Viele Dinge sind beim Tischtennis in den USA aber genau wie bei uns. Für mich das Wichtigste: Auf einmal kommt man mit Leuten zusammen, denen man ansonsten niemals über den Weg laufen würde. Wir kommen aus allen Ecken der Welt, aus Korea, China, Indien, Pakistan, Nepal, aus Europa, aus den USA (mit Vorfahren von überall). Da spielen Medizinstudenten, Marketingleute, Köche, Ingenieure, Freiberufler, Angestellte, Unternehmer, Rentner, Schulkinder … alle auf einem Haufen. Okay, es gibt eine gewisse Häufung von Menschen, die irgendwas mit der Automobilindustrie zu tun haben, aber das scheint mir bei der Nähe zu Detroit nicht weiter verwunderlich.

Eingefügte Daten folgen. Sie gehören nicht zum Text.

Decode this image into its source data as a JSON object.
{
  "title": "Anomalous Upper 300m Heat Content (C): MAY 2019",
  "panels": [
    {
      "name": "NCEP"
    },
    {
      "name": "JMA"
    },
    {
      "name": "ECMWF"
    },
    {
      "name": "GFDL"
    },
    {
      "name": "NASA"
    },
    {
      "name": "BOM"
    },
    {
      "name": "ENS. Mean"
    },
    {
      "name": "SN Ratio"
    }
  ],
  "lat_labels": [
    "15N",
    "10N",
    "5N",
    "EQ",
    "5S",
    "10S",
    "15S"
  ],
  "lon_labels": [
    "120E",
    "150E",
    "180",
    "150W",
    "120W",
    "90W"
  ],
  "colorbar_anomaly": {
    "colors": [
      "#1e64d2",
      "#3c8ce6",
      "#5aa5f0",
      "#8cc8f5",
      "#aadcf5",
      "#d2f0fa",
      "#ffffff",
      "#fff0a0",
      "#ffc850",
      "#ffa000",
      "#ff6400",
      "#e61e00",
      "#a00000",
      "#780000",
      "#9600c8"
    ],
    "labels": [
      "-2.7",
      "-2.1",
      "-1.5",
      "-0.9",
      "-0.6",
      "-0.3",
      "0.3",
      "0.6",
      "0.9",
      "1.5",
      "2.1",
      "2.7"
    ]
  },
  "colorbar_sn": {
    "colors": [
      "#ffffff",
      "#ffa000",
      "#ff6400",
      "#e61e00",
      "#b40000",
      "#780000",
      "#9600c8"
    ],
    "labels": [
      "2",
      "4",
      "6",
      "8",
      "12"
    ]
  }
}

Nicki sagt: Die Sache erinnert sie an das Argument von Robert Putnam in seinem Buch „Bowling Alone„, in dem er sich die nachbarschaftlichen Bowling-Ligen angesehen hat und wie sie Brücken schlagen zwischen getrennten sozialen Gruppen. „Bridging social capital“ ist das, was Gemeinschaften erst zu Gemeinschaften macht. In Deutschland übernehmen das die Vereine, deren Bedeutung man deshalb gar nicht hoch genug einschätzen kann.

Gleich wieder Schnee schaufeln. Bowling alone – aber immerhin für einen guten Zweck.